Comics: 2011 Eisner Awards Winners Announced

Comics Industry’s Annual “Oscars” Celebrate Artistic Excellence

By , Columnist

The established pros and rising stars of graphic literature gathered with the general public on Friday evening, the 22nd of July, for the 23rd annual Will Eisner Comic Industry Awards. Held in the Indigo Ballroom of the Hilton San Diego Bayfront, the ceremony celebrated the best comics, collections and original graphic novels that were published during 2010.

The Eisners are held in conjunction with the annual Comic-Con International—San Diego convention. Named in honor of Will Eisner, the late, greatly beloved comics creator who is often referred to as “The Godfather of the Graphic Novel,” these awards are the equivalent of the film industry’s Oscar awards, and honor projects across 28 different categories.

Bill Morrison, creative director for Bongo Comics (publishers of The Simpsons and Futurama comics) once again served as master of ceremonies. For the first time, the show was divided into three segments, each featuring their own hosts, including actor/writers Robert Ben Garant and Thomas Lennon (Reno 911, Night at the Museum), and voice actor Phil LaMarr (Futurama, MadTV). Presenters of specific awards were a varied lot, ranging from novelist Glen David Gold (Carter Beats the Devil) to British talk show host and comics scribe Jonathan Ross and Comic-Con Special guest Dave Gibbons (co-creator of Watchmen). The ceremony was free to anyone with a Comic-Con badge.

Winners were a diverse lot, covering the gamut of genres from Best Publication for Kids (Tiny Titans by Art Baltazar and Franco), Best Humor Publication (Shannon Wheeler’s I Thought You Would Be Funnier), and Best Anthology (Mouse Guard: Legends of the Guard, edited by Paul Morrissey and David Petersen), to Best continuing Series (Chew by John Layman and Rob Guillory), and Best Graphic Album, both Reprint (DC Comics’ Wednesday Comics) and New (a tie between Return of the Dapper Men by Jim McCann and Janet Lee, and Wilson by Daniel Clowes).

Several titles won multiple awards, including Dave Stevens’ The Rocketeer Artist’s Edition, which received both Best Publication Design and Best Archival Collection/Project—Comics, and Jacques Tardi’s It Was the War of the Trenches, which garnered the Best Reality-Based Work and Best U.S. Edition of International Material prizes.

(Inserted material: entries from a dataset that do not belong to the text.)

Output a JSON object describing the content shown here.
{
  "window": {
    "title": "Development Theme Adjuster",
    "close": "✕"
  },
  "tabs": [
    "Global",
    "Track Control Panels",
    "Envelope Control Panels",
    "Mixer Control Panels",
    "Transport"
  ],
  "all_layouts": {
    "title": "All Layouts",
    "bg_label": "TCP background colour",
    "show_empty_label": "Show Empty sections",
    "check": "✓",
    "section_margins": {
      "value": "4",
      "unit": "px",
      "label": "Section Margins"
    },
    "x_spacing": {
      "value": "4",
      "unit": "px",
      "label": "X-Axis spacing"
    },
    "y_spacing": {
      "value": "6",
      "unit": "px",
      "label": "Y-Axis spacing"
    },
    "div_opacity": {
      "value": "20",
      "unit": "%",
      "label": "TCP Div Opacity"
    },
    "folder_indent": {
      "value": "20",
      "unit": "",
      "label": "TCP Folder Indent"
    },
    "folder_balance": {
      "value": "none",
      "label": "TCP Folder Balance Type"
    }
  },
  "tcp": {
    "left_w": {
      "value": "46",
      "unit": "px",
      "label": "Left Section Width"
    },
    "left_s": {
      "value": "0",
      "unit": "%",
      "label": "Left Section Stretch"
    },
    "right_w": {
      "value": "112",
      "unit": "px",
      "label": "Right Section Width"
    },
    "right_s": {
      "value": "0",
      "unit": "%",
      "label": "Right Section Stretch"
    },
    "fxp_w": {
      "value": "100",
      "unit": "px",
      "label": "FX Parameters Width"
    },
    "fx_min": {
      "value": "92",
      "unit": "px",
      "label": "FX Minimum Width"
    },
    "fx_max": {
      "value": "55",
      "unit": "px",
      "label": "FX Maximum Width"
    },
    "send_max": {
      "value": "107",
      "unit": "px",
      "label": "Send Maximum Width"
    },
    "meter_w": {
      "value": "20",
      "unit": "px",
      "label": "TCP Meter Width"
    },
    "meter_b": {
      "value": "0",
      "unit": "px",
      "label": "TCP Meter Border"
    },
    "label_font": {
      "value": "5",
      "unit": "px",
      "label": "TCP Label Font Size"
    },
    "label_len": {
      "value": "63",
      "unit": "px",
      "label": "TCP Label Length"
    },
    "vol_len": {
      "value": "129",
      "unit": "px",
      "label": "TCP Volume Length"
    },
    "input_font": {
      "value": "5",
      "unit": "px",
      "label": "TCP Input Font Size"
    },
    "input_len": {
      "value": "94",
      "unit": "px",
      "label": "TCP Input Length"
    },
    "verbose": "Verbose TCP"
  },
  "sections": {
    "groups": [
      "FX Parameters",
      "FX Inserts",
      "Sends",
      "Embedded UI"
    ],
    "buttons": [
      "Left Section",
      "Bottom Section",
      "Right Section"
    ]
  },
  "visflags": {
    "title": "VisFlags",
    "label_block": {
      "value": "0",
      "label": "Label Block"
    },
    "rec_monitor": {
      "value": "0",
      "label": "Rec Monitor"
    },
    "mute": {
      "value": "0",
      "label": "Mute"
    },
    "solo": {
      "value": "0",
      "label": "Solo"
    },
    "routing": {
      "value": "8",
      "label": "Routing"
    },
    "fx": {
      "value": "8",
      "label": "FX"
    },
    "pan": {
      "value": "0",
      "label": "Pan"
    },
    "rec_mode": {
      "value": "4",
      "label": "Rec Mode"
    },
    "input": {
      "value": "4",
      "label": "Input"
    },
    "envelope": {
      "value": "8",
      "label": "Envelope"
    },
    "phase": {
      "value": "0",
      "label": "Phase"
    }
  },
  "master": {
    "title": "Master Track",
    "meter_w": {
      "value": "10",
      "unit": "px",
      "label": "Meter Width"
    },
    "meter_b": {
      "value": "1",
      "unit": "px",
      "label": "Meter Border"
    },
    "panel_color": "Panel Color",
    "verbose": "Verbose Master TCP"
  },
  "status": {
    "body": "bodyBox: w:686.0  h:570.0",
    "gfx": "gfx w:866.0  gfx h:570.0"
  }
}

The Eisner Hall of Fame inductees were also announced during last night’s ceremony. Those named ranged from such masters of the medium as pioneering “silent” graphic novelist Lynd Ward and Ernie Bushmiller, the creator of the Nancy cartoon strip, to Harvey Pekar, who championed modern reality comics, and Martin “Marty” Nodell, who along with Bill Finger created the original Green Lantern in the 1940s.

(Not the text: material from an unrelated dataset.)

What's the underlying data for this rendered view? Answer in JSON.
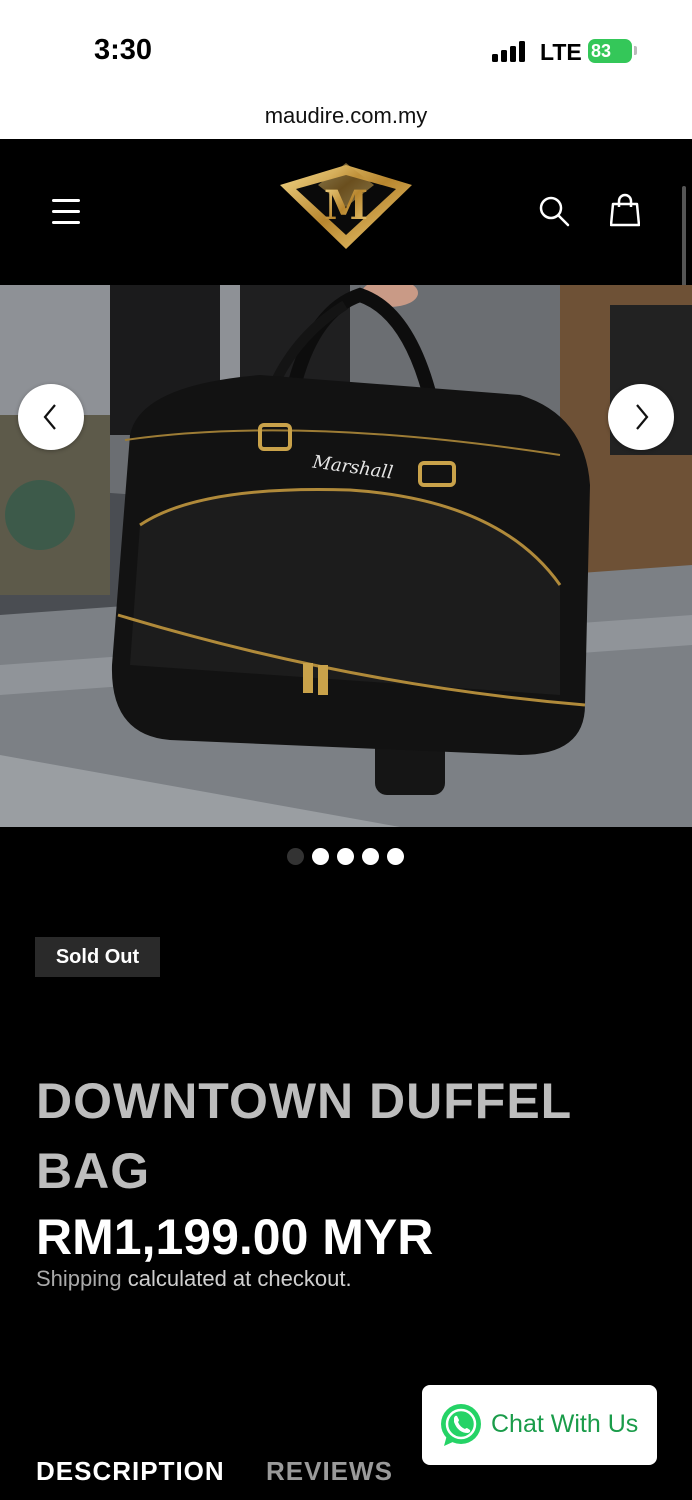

As in the past, several other, separately judged awards were bestowed during the Eisners gathering. These included the Russ Manning Promising Newcomer Award, which went to Nate Simpson, of the sensational new Nonplayer comic; the Bob Clampett Humanitarian Award, given to Patrick McDonnell, of Mutts fame; the Bill Finger Excellence in Comic Book Writing Award, presented to prolific Silver Age scribes Del Connell and Bob Haney; and, finally, the Will Eisner Spirit of Comics Retailer Award, which went to Israel-based Comics and Vegetables store.